Love and legacy are two words that come to mind when watching A Monster Calls – a refreshingly mature coming-of-age film based on the low-fantasy children’s novel of the same name.
Conor O’Malley (Lewis MacDougall) is a creative young boy thrust into the adult world of maturity and responsibility, due to his mother’s (Felicity Jones) cancer diagnosis, his father’s (Toby Kebbell) constant absence and his grandmother’s (Sigourney Weaver) strict guardianship. It is due to these, and other traumatic life experiences that we see a psychological friendship develop between him and a tree-like monster mentor (Liam Neeson), helping to navigate Conor in such difficult times through a variety of artistic mediums.
As a love letter to the arts, J. A. Bayona is a great match for the material here as director. It’s just a shame that the adaptation of the book by Patrick Ness (based on an original idea by Siobhan Dowd) doesn’t reach the same heights and comes off a bit muddled in parts. What makes up for the somewhat heavy-handed themes and repetitive narrative are the performances. Felicity Jones and Lewis MacDougall (in only his second feature film) are clear standouts and work incredibly well together. They have a firm grasp of how to convey what is often most hard to do – our true feelings. For example, some moments are so beautifully shot and rely only on a face to say it all rather than dialogue, which unfortunately is a rare thing to see so convincingly at the cinema today.

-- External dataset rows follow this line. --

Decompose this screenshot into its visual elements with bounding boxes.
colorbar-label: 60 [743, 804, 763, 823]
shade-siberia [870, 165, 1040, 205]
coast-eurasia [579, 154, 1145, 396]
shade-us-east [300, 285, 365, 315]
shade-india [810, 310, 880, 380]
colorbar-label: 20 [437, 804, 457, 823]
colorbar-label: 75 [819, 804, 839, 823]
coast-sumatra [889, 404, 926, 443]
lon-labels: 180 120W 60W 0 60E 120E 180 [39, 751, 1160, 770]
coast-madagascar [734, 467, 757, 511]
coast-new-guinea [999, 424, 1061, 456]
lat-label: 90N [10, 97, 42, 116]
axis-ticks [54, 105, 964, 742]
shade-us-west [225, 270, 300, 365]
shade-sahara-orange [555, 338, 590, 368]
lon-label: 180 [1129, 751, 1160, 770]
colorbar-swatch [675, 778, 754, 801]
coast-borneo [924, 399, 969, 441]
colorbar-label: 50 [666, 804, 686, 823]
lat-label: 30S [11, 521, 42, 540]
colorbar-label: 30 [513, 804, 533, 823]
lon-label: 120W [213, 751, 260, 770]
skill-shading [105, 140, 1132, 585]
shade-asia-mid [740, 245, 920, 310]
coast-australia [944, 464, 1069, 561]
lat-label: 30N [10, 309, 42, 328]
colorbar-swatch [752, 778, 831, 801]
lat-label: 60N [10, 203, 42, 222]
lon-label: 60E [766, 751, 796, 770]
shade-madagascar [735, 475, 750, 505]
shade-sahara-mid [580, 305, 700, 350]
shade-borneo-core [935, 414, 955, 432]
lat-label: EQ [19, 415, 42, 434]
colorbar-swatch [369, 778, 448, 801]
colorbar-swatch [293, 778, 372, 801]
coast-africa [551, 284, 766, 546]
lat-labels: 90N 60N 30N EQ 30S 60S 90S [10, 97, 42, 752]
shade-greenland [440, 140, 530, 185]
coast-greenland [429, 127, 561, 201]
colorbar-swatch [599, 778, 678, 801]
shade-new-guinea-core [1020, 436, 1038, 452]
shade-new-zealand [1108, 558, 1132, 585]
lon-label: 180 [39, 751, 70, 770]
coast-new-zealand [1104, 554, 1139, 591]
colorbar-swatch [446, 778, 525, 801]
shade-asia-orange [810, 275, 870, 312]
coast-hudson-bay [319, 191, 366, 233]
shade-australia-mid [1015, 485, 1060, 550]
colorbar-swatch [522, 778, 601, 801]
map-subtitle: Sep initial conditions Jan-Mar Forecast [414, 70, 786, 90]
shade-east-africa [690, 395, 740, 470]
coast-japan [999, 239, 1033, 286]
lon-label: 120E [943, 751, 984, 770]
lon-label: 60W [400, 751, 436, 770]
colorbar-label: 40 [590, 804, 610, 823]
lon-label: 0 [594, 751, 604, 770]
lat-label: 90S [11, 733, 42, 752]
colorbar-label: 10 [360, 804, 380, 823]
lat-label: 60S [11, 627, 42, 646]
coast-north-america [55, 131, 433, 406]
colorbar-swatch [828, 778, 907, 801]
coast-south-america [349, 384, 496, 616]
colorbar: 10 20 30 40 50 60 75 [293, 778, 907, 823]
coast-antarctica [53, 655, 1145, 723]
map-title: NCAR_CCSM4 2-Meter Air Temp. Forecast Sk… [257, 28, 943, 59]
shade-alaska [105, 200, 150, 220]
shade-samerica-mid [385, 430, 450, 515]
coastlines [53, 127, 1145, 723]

Visually, A Monster Calls is hard to fault, as the nature of this dark fantasy drama lends itself so well to Bayona’s aesthetics and style. Having directed The Orphanage (2007) and The Impossible (2012), it’s easy to see how he could combine lessons learnt from those two films to tackle this project. The stunning motion capture for the monster, and lush visual effects work well together in some subtle storytelling scenes as well. It may sound like a jarring experience for the eyes of the audience, but this is not the case at all, though it may well have been in the hands of someone less experienced behind the camera. However, Bayona understands how critical this fusion between imagination and reality is to the visual story, and I found myself at times just simply admiring the way he merged all these creative elements together so seamlessly.
It is a combination of the above that takes you on an emotionally complex journey, so it should come as no surprise that there are some absolute tearjerking moments. It is in these rather special moments that you realise just how much A Monster Calls is worth seeing.
This was the sixth time that Liam Neeson has voiced a CGI character. The first three were for Aslan in the Chronicles of Narnia franchise, the fourth as Phango in Khumba (2013), and the fifth was Good Cop/Bad Cop in The LEGO Movie (2014).